B-GAP process evaluation

Data sources

As part of the B-GAP study, a detailed process evaluation guided by the MRC framework [18] was conducted alongside the delivery of the intervention. One aspect of that process evaluation included using implementation documentation to qualitatively explore the experiences of the field teams and project manager who delivered the index-linked testing program, and to describe barriers and facilitators to implementation from their perspectives. To do this, data was drawn from four sources:

  1. 1.

    Weekly logs completed by the HCWs, which recorded data on clinic flow, recruitment, HIV testing, and stock levels using a semi-structured questionnaire on electronic tablets that were programmed using Open Data Kit. Only logs from the first six clinics were included in the analysis due to thematic saturation established in data from the initial clinics.

  2. 2.

    Minutes from monthly meetings held between the HCWs who delivered the intervention and the project co-ordinator to discuss study progress and troubleshoot challenges.

  3. 3.

    Incident reports completed by the project coordinator in the event of an incident that affected study progress or any adverse events, including corrective and preventive actions.

  4. 4.

    WhatsApp group chats between the HCWs and the project coordinator to communicate daily field activities.

Data analysis

Data from the four data sources was extracted into Excel and read for familiarisation and open coding.
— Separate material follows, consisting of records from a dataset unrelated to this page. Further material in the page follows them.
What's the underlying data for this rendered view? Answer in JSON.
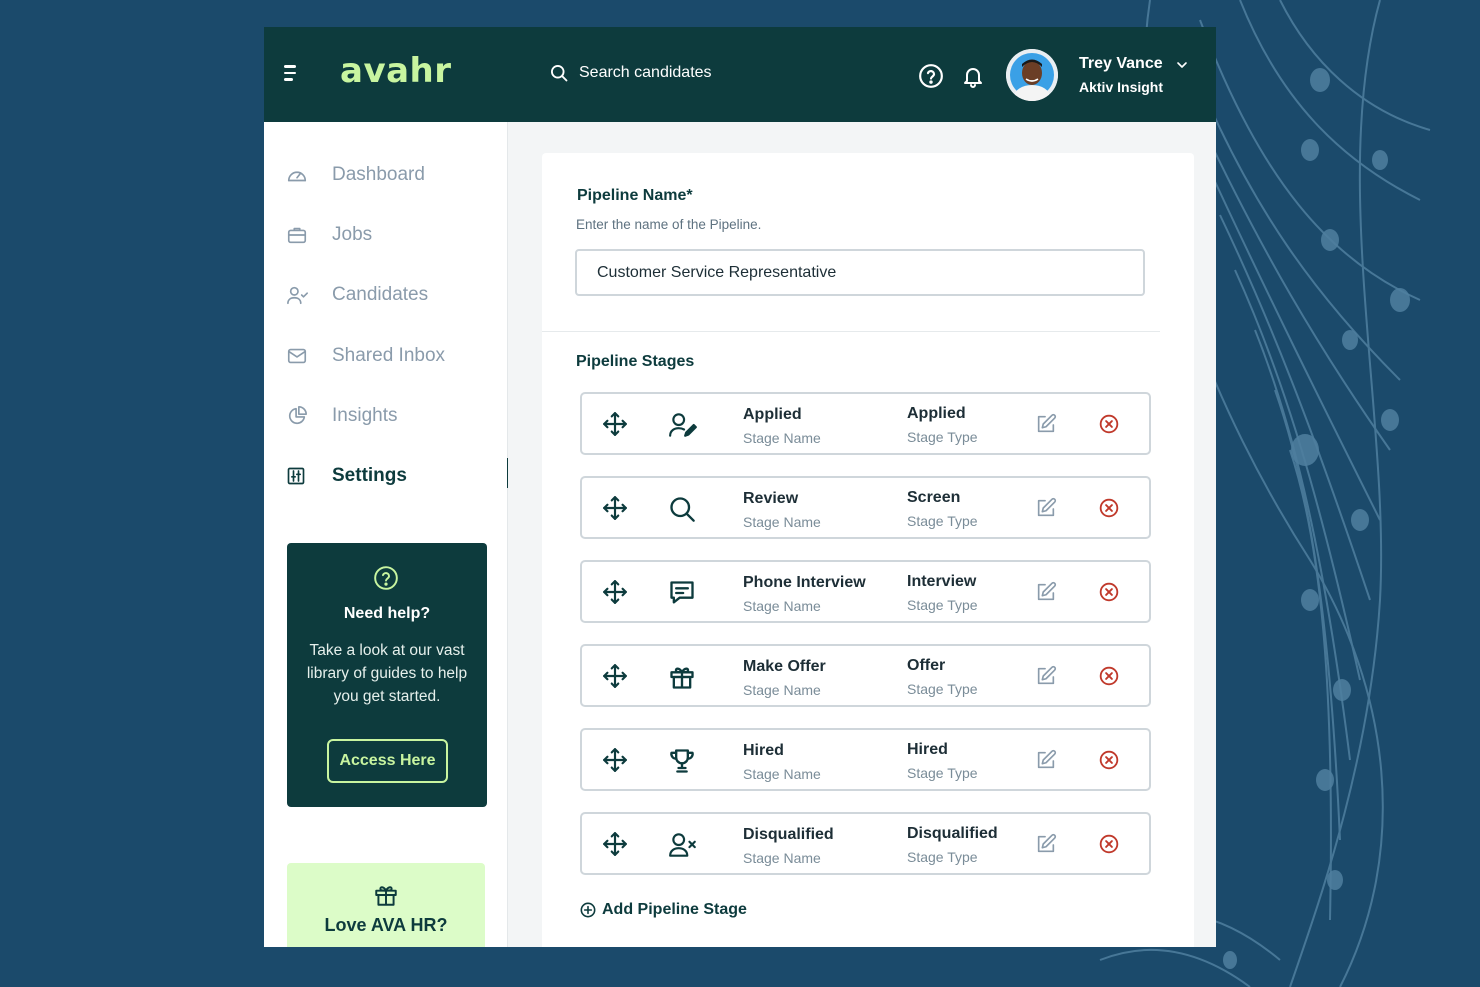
{
  "header": {
    "logo_text": "avahr",
    "search_placeholder": "Search candidates",
    "user_name": "Trey Vance",
    "user_org": "Aktiv Insight"
  },
  "sidebar": {
    "items": [
      {
        "label": "Dashboard",
        "icon": "dashboard-gauge-icon"
      },
      {
        "label": "Jobs",
        "icon": "briefcase-icon"
      },
      {
        "label": "Candidates",
        "icon": "user-check-icon"
      },
      {
        "label": "Shared Inbox",
        "icon": "mail-icon"
      },
      {
        "label": "Insights",
        "icon": "pie-chart-icon"
      },
      {
        "label": "Settings",
        "icon": "sliders-icon",
        "active": true
      }
    ],
    "help": {
      "title": "Need help?",
      "text": "Take a look at our vast library of guides to help you get started.",
      "button": "Access Here"
    },
    "love": {
      "title": "Love AVA HR?"
    }
  },
  "form": {
    "pipeline_name_label": "Pipeline Name*",
    "pipeline_name_hint": "Enter the name of the Pipeline.",
    "pipeline_name_value": "Customer Service Representative",
    "stages_label": "Pipeline Stages",
    "stages": [
      {
        "name": "Applied",
        "name_label": "Stage Name",
        "type": "Applied",
        "type_label": "Stage Type",
        "icon": "user-edit-icon"
      },
      {
        "name": "Review",
        "name_label": "Stage Name",
        "type": "Screen",
        "type_label": "Stage Type",
        "icon": "search-icon"
      },
      {
        "name": "Phone Interview",
        "name_label": "Stage Name",
        "type": "Interview",
        "type_label": "Stage Type",
        "icon": "chat-icon"
      },
      {
        "name": "Make Offer",
        "name_label": "Stage Name",
        "type": "Offer",
        "type_label": "Stage Type",
        "icon": "gift-icon"
      },
      {
        "name": "Hired",
        "name_label": "Stage Name",
        "type": "Hired",
        "type_label": "Stage Type",
        "icon": "trophy-icon"
      },
      {
        "name": "Disqualified",
        "name_label": "Stage Name",
        "type": "Disqualified",
        "type_label": "Stage Type",
        "icon": "user-x-icon"
      }
    ],
    "add_stage_label": "Add Pipeline Stage"
  },
  "colors": {
    "background": "#1b4a6b",
    "header": "#0d3b3d",
    "accent": "#c8f5a0",
    "delete": "#c0392b"
  }
}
A data-driven coding framework was developed, refined, and applied to each data source. Following initial coding, brief analytical memos were written to identify emerging key themes across each data source. These were then discussed by the first two authors SD and KD who developed a thematic framework by identifying over-arching analytical categories. The first two authors discussed these themes to enhance reflexivity [19]. After the themes had been refined, they were organised around an index-linked testing cascade framework. The framework was adapted from the initial B-GAP participant flow, using insights from other cascade frameworks [10,11,12, 14, 15]. It was conceptualised with nine steps, from clinic attendance to a child being tested for HIV (Fig. 1). Using the framework allowed exploration across the data set of how index-linked testing had been implemented and identification of key barriers and facilitators of implementation of index-linked HIV testing for children.

Fig. 1
figure 1

The HIV testing cascade and barriers to testing within the B-GAP study. Children could be tested through clinic-based testing, community-based testing or caregiver provided testing. HCW: healthcare worker

Full size image

Results

In total, 34 unique records from the four data sources were analysed to assess implementation. This included weekly logs from six clinics spanning February 2018 to July 2018 (n = 6); meeting minutes from four meetings between February 2018 and June 2018 (n = 4); incident reports between February 2018 and May 2018 (n = 22); and two WhatsApp chats. The first WhatsApp chat included all HCWs implementing the intervention, and the other was specifically for the rural district, as this area encountered distinct challenges.

The content of weekly logs varied from a sparse record of the number of clients seen to more detailed notes. Some HCWs recorded shorter logs than others, and the shortest logs coincided with particularly busy times in the clinics. The field teams discussed issues related to implementation and contextual factors in more detail during their monthly meetings. The WhatsApp chats provided a more informal record, including more detailed opinions on successes and challenges in implementation.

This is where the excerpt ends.